Coleridge distinguished civilization from cultivation; a civilization of atheistic rationalism was for him the ultimate cause of the French Revolution, while cultivation or education is the means of nation building. The riddling title A Modern Coleridge neither points towards what other versions of Coleridge there may be nor advertises itself as a selective presentation of his writing; rather it asks the question of how much Coleridge may be merely symptomatic of a transition to modernity; or, alternatively, how much he may anticipate or represent that transition. The idea of agency - of Coleridge's Kantian 'Will' - is therefore crucial and is what is threatened by the 'addiction' of the sub- title; collectively as well as individually, addiction is prolonged interruption, and habit the faculty that mediates between wellbeing and disease.

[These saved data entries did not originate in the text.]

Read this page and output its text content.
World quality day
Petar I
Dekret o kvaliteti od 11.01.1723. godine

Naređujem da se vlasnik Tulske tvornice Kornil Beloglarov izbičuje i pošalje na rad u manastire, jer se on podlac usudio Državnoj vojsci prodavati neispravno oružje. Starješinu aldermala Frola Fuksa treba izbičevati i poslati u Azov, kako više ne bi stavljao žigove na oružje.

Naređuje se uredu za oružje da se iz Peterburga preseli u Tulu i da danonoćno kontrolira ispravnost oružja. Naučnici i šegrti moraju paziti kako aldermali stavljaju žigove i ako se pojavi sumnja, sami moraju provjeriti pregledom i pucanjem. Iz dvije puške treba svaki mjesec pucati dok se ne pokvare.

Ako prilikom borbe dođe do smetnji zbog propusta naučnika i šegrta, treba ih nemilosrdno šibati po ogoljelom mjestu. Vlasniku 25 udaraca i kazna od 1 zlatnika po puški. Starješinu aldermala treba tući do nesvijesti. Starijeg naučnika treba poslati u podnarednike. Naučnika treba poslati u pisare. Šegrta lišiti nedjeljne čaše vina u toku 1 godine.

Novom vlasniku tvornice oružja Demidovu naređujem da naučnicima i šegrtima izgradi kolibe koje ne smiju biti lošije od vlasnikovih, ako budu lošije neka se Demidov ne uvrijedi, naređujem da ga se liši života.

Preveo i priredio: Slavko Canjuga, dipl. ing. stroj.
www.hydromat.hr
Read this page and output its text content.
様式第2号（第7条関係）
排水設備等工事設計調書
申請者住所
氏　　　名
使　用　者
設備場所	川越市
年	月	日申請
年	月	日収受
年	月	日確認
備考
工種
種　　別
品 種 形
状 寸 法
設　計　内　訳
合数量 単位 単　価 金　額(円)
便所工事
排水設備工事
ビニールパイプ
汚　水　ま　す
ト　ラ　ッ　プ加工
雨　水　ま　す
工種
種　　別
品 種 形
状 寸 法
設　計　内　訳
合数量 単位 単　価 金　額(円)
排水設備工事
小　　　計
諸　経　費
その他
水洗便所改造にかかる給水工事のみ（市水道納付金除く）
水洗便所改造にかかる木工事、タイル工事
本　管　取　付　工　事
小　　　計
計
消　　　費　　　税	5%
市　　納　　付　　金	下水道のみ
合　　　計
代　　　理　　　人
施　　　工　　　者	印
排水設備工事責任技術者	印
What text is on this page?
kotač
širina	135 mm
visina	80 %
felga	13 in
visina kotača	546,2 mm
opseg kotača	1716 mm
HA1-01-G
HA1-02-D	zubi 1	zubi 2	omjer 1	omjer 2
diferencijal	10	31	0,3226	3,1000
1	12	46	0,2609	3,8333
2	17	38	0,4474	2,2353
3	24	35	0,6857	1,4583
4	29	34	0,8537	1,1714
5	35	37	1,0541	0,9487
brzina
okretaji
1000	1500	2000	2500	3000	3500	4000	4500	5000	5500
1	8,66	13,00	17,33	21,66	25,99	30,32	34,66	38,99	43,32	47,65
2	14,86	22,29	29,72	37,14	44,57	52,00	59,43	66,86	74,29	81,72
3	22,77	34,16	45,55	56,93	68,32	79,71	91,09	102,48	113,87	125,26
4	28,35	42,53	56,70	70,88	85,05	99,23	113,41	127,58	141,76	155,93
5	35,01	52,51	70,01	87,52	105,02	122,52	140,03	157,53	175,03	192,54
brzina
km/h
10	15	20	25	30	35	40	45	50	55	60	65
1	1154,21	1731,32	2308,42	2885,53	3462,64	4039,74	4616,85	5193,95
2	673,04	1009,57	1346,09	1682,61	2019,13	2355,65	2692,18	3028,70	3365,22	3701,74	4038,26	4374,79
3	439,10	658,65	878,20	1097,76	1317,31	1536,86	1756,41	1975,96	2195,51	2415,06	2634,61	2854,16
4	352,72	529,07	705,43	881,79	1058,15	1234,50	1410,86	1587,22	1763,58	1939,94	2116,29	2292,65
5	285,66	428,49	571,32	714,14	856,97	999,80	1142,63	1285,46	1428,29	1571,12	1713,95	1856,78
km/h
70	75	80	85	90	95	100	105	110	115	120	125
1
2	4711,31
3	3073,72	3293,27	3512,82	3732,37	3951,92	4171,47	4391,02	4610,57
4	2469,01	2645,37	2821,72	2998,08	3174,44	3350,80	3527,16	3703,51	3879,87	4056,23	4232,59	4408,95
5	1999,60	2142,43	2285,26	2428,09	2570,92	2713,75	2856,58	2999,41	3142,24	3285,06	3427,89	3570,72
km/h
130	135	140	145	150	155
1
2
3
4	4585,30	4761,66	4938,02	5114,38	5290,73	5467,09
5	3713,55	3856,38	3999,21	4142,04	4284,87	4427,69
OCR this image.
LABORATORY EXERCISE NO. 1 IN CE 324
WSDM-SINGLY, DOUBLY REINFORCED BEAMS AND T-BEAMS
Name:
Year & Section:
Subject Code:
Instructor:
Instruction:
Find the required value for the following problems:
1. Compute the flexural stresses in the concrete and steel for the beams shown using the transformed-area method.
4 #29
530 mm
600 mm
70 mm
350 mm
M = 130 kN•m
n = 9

The modern disease for Coleridge is a craving for immediate stimulation precisely with the element of volition removed; addiction to reading is the wrong kind of reading of the wrong kind of print. His modernity, then, is not a culture of proliferating print and other consumer items that stimulate and pander to appetite, since such a culture is not a product of the agency of the will. Not surprisingly, Coleridge is clearer about these negative aspects of modernity than he is about fielding a positive alternative; nevertheless, this book implies that a case for his modernity might rest, despite his denial of enlightened rationalism, on a claim that enlightenment had not been tried. Coleridge attempted a 'political application of the concept of the imagination' (33) by adumbrating a state that would be reflective and religious, its society stratified and its laws organic.

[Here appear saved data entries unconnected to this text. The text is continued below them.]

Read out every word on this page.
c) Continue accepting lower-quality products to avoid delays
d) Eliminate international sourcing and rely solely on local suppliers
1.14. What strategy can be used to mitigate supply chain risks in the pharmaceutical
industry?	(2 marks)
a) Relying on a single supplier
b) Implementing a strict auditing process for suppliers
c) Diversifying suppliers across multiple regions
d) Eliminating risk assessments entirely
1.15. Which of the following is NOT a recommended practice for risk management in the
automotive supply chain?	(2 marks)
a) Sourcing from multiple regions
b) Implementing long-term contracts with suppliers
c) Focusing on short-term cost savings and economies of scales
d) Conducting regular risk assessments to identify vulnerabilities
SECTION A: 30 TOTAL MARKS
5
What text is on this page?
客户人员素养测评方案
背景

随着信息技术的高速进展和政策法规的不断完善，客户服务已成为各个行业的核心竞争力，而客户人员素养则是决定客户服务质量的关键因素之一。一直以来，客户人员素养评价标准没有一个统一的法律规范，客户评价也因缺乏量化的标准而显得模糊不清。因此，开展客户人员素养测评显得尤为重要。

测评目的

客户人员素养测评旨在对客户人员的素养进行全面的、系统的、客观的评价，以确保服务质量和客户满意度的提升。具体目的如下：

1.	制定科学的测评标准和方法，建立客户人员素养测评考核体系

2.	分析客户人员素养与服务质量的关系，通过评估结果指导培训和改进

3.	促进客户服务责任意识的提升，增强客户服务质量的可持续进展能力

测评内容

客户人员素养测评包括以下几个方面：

Although paradoxically dependent on involuntary repetition, 'habit' is the positive counterpart of addiction - or rather 'habits' are its counterpart, since there can only be examples of how a positive modernity might look: so Sir Alexander Ball, the Governor of Malta for whom Coleridge worked, embodies a kind of ideal pedagogue. It is not the violence Ball inflicts as punishment that pains him but the fact that he is obliged to treat victims as beasts; or, 'this is going to hurt me more than it hurts you' (46). Coleridge enlists Ball on the side of Andrew Bell over Joseph Lancaster in the controversy over the monitorial or Madras schemes of education and recommends that the Governor read Wordsworth's poem 'Peter Bell' rather than 'The Ancient Mariner', as though in agreement with what he later recounts as the view of 'Mrs Barbauld' that his own poem had not enough moral.

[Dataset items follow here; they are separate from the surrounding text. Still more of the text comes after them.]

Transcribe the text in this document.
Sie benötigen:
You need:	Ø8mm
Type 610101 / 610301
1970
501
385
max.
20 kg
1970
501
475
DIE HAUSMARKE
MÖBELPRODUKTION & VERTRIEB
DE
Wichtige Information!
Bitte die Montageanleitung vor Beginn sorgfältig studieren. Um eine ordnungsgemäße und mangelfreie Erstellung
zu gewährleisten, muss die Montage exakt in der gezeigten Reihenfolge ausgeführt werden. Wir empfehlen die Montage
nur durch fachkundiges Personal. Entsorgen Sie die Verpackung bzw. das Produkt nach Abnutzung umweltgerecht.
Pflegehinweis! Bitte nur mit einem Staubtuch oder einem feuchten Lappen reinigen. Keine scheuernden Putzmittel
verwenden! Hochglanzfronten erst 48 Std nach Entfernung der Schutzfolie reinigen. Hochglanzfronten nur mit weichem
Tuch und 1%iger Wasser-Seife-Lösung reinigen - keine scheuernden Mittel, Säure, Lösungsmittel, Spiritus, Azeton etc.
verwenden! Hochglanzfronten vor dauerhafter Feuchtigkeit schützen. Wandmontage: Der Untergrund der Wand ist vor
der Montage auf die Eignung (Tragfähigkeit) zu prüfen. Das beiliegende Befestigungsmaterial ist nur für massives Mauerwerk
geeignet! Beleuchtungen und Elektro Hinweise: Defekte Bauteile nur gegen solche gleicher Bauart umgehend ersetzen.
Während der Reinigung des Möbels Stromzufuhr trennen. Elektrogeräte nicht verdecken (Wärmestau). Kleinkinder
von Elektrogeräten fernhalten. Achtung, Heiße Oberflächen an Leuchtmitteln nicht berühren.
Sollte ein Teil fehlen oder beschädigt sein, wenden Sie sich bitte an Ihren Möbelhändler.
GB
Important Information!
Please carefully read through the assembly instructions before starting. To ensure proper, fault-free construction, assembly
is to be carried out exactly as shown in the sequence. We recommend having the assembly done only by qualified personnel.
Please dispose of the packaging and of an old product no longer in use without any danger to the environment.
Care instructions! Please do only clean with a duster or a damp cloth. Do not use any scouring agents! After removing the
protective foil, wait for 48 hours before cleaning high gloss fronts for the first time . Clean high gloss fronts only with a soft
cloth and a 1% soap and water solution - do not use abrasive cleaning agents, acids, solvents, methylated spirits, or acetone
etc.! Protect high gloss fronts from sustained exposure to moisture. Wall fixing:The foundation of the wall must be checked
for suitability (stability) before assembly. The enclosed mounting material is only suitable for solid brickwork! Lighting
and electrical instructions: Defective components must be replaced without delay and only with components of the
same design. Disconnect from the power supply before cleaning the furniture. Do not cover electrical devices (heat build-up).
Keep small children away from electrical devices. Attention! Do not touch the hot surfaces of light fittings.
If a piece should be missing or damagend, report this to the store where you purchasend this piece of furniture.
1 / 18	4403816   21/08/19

These sorts of argument of course depend on a history larger than the individual's lifespan, and Coleridge's writings are not treated in anything like chronological order in this book, unless it be a reverse chronology: it begins with Church and State (1830) and ends with 'The Eolian Harp' and its earlier (1796) version. These texts are symptomatic and, like the stages upon which the book is structured, they act synchronically; progressive and regressive forces co-existing without being reconciled, as Coleridge famously writes 'opposite or discordant qualities' are reconciled when co-existing in a poem. The paradox of the intoxication of poetry is first discussed by Coleridge himself within the poems themselves, most obviously 'The Ancient Mariner' and 'Kubla Khan', for which passages on education and the essay on Luther and Rousseau from The Friend provide the respective contexts in this book. We can see why Andrea Timár employs a conceptual rather than developmental model, but part of the point in each case is that the passages from two decades later seek to repress the performative energies of the earlier daemonic poems: 'Kubla Khan' has lots of temporal layers (the ancestors, the revival, the epilogue, its later preface) but the book's conceptual structure can only juxtapose later prose with earlier poems. 'The Eolian Harp' and its earlier versions feature not to illustrate conflict between the Unitarian radical of the 1790s and the later Anglican philosopher but, showing a move from the private and domestic to a political community in 'a problematic display of Bildung' (138), leave the traces of an individual poetics within a wider 'politics of cultivation' (146).

Those later chapters can seem to reinstate a more familiar lapsarian view of Coleridge by which what delighted the radical poet shocked the virtuous philosopher. By then, however, it is clear that this book, imaginatively structured, energetically researched and lucidly written - although with more typos and small errors than used to occur when publishers could afford copy editors and proofreaders - is one with which readers of Coleridge are going to have to engage. For this reader, it is the most provocative and exciting book on Coleridge for decades.